Electronic searches of Cochrane Library, EMBASE, MEDLINE, PsycLIT, Biological Abstracts and LILACS; reference searching; personal communication; conference abstracts; unpublished trials from the pharmaceutical industry; book chapters on the treatment of depression.
The inclusion criteria for all randomised controlled trials were that they should focus on the use of drugs versus placebo for dysthymic patients. Exclusion criteria were: non randomised, mixed major depression/ dysthymia (trials not providing separate data) and depression secondary to other disorders (e.g. substance abuse).
The reviewers extracted the data independently. In order to achieve an intention-to-treat analysis, when trials failed to report it was assumed that people who died or dropped out had no improvement. Authors of relevant trials were contacted for additional and missing data. Absence of treatment response as defined by authors was the main measure of outcome used. Relative Risks (RR) and 95% confidence intervals (CI) of dichotomous data were calculated with the Random Effects Model. Where possible, number needed to treat (NNT) and number needed to harm (NNH) were estimated, taking the reciprocal of the absolute risk reduction.
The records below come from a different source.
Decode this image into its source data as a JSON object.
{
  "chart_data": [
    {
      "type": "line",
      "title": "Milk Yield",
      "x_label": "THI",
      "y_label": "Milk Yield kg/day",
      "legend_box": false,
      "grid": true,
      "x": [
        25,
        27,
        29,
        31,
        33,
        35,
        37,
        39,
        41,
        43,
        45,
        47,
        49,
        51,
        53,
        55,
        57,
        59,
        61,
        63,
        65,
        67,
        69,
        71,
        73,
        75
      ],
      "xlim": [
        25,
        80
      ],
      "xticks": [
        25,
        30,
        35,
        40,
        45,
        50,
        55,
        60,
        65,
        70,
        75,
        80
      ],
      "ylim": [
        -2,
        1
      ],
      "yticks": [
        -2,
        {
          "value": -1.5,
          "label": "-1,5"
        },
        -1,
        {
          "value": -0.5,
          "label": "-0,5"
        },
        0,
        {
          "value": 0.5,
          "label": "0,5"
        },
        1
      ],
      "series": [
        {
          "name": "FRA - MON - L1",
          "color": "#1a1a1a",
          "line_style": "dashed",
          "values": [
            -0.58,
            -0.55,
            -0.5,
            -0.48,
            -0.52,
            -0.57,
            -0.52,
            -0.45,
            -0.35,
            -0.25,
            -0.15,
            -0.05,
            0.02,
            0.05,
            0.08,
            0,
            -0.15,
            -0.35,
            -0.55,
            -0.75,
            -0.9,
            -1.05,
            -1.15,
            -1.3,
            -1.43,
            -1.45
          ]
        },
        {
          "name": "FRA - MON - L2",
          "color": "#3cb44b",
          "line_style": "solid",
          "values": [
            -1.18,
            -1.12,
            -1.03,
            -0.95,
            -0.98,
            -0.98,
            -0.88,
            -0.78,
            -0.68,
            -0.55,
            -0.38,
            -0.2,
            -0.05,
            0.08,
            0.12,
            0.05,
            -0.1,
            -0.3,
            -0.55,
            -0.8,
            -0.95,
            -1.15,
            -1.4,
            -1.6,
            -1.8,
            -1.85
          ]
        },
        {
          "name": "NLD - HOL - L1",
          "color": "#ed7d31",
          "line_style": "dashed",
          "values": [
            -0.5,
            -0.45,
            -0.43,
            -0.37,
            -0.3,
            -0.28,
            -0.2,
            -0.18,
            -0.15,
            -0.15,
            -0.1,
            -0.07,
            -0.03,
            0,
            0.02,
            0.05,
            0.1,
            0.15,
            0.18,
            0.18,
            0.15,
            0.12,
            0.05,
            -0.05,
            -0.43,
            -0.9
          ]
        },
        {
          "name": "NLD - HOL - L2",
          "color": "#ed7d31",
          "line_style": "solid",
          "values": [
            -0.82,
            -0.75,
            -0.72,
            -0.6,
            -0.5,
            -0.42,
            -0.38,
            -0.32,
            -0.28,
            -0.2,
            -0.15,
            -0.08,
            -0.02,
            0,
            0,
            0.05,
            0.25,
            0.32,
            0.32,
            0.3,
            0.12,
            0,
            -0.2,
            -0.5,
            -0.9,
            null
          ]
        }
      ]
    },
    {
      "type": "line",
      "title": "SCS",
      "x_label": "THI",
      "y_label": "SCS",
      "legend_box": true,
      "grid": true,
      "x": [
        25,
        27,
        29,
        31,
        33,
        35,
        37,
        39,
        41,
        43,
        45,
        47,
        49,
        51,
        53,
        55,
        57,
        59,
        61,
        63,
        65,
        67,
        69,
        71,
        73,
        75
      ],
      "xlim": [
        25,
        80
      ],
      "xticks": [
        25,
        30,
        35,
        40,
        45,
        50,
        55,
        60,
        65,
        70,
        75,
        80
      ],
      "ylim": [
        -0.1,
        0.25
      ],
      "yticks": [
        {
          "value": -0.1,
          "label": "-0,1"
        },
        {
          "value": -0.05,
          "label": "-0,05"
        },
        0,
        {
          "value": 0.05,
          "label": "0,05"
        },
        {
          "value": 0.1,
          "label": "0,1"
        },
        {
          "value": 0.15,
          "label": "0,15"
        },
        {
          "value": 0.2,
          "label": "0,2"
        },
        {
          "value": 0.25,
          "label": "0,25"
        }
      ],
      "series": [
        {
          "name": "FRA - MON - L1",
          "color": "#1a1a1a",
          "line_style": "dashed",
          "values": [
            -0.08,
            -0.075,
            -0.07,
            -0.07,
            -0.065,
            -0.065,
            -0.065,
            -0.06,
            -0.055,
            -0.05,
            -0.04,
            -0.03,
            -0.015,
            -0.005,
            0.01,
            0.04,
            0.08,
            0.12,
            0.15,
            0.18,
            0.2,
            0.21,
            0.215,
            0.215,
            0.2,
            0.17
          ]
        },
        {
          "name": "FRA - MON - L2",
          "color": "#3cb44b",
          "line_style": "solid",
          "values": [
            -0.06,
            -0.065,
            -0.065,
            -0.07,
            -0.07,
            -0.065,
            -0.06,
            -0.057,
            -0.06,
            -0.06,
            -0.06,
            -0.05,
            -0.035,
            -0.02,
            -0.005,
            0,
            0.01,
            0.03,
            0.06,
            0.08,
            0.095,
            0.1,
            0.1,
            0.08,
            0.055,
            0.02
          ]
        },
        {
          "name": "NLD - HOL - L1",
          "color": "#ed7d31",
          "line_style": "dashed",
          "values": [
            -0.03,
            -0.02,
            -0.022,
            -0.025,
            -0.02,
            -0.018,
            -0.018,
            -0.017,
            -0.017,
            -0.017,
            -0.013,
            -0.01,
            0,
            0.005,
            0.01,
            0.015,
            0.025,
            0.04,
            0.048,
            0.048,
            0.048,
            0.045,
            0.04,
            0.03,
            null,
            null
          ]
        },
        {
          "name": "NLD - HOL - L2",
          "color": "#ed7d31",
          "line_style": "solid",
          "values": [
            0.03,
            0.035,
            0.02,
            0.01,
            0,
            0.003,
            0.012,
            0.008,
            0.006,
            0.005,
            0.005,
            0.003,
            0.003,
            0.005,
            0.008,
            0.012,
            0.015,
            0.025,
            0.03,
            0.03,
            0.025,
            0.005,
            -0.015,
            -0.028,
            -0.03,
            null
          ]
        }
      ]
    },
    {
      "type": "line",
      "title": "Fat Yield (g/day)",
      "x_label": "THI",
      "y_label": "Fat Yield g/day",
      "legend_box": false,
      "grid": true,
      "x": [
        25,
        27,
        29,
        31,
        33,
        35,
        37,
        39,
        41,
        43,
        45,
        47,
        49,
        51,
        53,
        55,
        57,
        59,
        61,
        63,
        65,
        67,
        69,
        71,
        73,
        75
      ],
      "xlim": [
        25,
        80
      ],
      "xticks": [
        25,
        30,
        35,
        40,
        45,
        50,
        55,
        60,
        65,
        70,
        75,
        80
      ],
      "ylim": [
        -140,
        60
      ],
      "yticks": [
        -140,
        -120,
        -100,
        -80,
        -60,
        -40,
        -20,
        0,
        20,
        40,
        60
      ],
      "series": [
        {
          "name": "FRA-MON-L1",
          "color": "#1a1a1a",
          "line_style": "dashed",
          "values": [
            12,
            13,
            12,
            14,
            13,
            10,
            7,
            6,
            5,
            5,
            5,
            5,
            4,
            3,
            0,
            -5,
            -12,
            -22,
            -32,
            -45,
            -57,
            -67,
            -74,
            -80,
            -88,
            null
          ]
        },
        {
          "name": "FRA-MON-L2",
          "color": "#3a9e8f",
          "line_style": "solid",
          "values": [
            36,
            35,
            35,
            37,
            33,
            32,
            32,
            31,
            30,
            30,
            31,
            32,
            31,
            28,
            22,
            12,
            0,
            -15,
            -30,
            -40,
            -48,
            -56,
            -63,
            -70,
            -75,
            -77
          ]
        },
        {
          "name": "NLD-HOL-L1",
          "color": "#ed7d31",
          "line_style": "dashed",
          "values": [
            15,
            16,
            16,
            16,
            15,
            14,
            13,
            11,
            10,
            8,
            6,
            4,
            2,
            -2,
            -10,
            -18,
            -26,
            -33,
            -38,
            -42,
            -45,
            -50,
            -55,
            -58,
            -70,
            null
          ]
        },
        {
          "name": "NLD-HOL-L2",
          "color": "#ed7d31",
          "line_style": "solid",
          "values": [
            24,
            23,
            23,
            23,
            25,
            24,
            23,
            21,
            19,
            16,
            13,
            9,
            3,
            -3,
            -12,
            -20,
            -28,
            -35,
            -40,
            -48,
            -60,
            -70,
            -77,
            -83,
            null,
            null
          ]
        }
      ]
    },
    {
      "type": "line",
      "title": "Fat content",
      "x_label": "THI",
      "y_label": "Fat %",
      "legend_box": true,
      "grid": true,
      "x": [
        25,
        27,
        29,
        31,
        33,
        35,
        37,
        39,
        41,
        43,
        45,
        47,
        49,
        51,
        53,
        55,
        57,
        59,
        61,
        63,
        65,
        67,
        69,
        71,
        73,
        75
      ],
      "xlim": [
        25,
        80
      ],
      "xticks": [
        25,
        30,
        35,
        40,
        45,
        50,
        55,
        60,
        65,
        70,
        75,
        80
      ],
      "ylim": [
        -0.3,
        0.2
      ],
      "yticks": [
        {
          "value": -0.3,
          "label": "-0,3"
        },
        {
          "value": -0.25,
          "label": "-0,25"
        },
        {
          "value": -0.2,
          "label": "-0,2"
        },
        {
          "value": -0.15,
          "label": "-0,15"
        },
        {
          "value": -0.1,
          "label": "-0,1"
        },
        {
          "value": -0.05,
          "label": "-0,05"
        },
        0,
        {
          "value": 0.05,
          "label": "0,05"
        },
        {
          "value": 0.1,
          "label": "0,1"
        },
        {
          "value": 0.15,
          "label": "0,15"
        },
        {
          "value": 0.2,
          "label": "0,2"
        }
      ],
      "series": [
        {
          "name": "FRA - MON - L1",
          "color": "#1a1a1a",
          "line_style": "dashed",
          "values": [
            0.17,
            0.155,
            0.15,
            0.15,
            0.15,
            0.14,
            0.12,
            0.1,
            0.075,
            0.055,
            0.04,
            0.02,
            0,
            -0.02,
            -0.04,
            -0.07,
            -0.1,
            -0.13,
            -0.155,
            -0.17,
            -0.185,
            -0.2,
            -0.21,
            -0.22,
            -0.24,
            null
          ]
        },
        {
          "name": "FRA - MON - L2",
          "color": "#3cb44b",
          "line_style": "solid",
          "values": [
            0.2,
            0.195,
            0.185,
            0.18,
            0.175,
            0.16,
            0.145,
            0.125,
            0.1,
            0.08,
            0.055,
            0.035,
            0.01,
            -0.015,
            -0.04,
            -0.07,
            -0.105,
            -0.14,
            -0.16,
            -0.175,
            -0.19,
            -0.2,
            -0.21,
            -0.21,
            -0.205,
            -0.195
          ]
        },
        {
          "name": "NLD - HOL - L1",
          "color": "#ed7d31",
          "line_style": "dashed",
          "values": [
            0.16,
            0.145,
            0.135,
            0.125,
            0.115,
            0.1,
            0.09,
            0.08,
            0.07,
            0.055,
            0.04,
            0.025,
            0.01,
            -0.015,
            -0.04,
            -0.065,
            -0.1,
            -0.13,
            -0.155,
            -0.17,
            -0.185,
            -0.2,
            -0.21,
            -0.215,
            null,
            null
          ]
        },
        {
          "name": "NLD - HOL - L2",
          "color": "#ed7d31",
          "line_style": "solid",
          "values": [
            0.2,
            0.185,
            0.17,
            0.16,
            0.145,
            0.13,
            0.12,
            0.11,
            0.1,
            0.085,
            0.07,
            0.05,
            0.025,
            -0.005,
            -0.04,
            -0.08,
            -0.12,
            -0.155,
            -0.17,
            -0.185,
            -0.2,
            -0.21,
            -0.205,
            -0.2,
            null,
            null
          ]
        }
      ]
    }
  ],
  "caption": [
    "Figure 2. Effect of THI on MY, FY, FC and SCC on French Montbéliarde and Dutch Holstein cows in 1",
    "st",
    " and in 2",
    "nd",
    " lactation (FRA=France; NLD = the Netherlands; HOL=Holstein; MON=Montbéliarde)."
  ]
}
Currently the review includes 15 trials. Similar results were obtained in terms of efficacy for different groups of drugs, such as tricyclic (TCA), selective serotonin reuptake inhibitors (SSRI), monoamine oxidase inhibitors (MAOI) and other drugs (sulpiride, amineptine, and ritanserin). The pooled RR for absence of treatment response was 0.68 (95% CI 0.59-0.78) for TCA and the NNT was 4.3 (95% CI 3.2-6.5). SSRIs showed similar RR for this outcome: 0.64 (95% CI 0.55-0.74), the NNT being 4.7 (95% CI 3.5-6.9). Concerning MAOIs, the RR was 0.59 (95% CI 0.48-0.71) and the NNT was 2.9 (95% CI 2.2-4.3). Other drugs (amisulpride, amineptine and ritanserin) showed similar results in terms of absence of treatment response. Using more stringent criteria for improvement - full remission - the results were unchanged. Patients treated on TCA were more likely to report adverse events, compared with placebo.
Drugs are effective in the treatment of dysthymia with no differences between and within class of drugs. Tricyclic antidepressants are more likely to cause adverse events and dropouts. As dysthymia is a chronic condition, there remains little information on quality of life and medium or long-term outcome.